Mais mon préféré, c'est Thomas, un professeur de sémiotique (lol) qui, après avoir passé la nuit avec Emily, refuse de prendre une douche parce qu'il «ne veut pas la laver de son corps pour l'instant». Plus tard, il rejoint notre héroïne à l'opéra Garnier et se moque d'elle pour le choix du ballet: Le Lac des cygnes. Un piège à touristes selon lui, qui aurait préféré le Boléro de Ravel –vous savez, cette œuvre obscure et réservée aux initié·es. C'est un peu comme s'il lui avait dit: «La Joconde?! Moi je ne vais au musée que pour voir Les Nymphéas Bref. Crado, snob et un poil lubrique, Thomas est LE Français dans toute sa splendeur.
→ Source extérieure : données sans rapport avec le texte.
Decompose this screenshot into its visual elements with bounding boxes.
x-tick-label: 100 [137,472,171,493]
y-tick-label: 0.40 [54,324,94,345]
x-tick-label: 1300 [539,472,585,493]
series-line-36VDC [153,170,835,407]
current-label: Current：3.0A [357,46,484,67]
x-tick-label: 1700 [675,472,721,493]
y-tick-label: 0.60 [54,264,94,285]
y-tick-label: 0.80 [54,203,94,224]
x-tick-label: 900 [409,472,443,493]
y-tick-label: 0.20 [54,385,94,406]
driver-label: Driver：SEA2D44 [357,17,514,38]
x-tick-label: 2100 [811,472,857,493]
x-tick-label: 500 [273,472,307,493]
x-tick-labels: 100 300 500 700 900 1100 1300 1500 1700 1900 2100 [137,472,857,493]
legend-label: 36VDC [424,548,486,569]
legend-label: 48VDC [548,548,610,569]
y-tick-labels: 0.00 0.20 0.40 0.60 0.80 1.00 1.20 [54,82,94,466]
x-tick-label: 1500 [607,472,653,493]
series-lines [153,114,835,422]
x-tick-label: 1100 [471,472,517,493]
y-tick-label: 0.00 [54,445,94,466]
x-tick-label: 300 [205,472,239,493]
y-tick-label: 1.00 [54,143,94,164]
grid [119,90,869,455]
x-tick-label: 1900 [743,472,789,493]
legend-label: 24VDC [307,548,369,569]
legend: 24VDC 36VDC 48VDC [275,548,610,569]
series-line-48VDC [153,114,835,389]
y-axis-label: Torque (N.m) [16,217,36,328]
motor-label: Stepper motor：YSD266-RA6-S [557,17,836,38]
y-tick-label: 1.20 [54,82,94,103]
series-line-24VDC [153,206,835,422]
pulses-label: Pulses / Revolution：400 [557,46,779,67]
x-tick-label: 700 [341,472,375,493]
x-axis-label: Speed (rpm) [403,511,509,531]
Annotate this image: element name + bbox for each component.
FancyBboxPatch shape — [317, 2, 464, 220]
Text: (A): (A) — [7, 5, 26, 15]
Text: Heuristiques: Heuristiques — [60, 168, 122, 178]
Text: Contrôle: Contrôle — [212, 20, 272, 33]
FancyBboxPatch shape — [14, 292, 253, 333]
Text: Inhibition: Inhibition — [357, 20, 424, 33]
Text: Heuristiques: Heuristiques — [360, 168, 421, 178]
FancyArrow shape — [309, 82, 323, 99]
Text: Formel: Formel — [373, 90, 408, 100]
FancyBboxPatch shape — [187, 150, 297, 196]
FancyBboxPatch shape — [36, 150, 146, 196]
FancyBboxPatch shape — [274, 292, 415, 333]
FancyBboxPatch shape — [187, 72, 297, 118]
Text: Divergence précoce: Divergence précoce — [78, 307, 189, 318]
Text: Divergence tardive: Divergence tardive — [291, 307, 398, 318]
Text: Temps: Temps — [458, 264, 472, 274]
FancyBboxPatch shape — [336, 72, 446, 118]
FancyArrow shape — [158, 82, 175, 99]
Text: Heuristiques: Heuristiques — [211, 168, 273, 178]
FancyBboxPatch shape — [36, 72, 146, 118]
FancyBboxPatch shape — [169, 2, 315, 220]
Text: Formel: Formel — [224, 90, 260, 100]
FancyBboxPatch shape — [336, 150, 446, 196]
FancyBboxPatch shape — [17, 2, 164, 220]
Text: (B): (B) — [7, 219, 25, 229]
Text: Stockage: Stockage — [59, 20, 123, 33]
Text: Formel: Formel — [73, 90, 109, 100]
Dans une des scènes les plus lunaires de la série, ce même Thomas dit à Emily que le Café de Flore est «le café le plus cool de Paris». C'est à ce moment-là que j'ai décidé de totalement lâcher prise et de me laisser emporter par le ridicule. De ne plus me préoccuper du fait que la «chambre de bonne» dans laquelle Emily s'installe fait 40m2, a une cuisine équipée et au moins trois fenêtres. De ne pas tomber de ma chaise quand une mère française demande à la jeune Américaine, qui vient de coucher avec son fils de 17 ans, si ce dernier «est un bon amant» car elle «s'inquiète pour le futur de ses enfants». De ne pas m'énerver quand un collègue français se moque d'Emily parce qu'elle s'est pointée au bureau avant 10h30, parce qu'en France, c'est bien connu, on ne travaille presque pas (après avoir vécu huit ans aux États-Unis, je peux vous garantir que les journées de boulot françaises sont tout aussi longues, voire plus longues, que celles des Américain·es). Et de rire de cet échange incroyable plutôt que de lever les yeux au ciel:

Mais il y a tout de même des limites à l'acceptable et si, dans sa deuxième saison, la série pouvait arrêter de qualifier Emmanuel Macron de «sexy» et de nous montrer des scènes où Carla Bruni et Brigitte Macron s'échangent des mèmes sur le vagin, ça rendrait le tout bien plus digérable.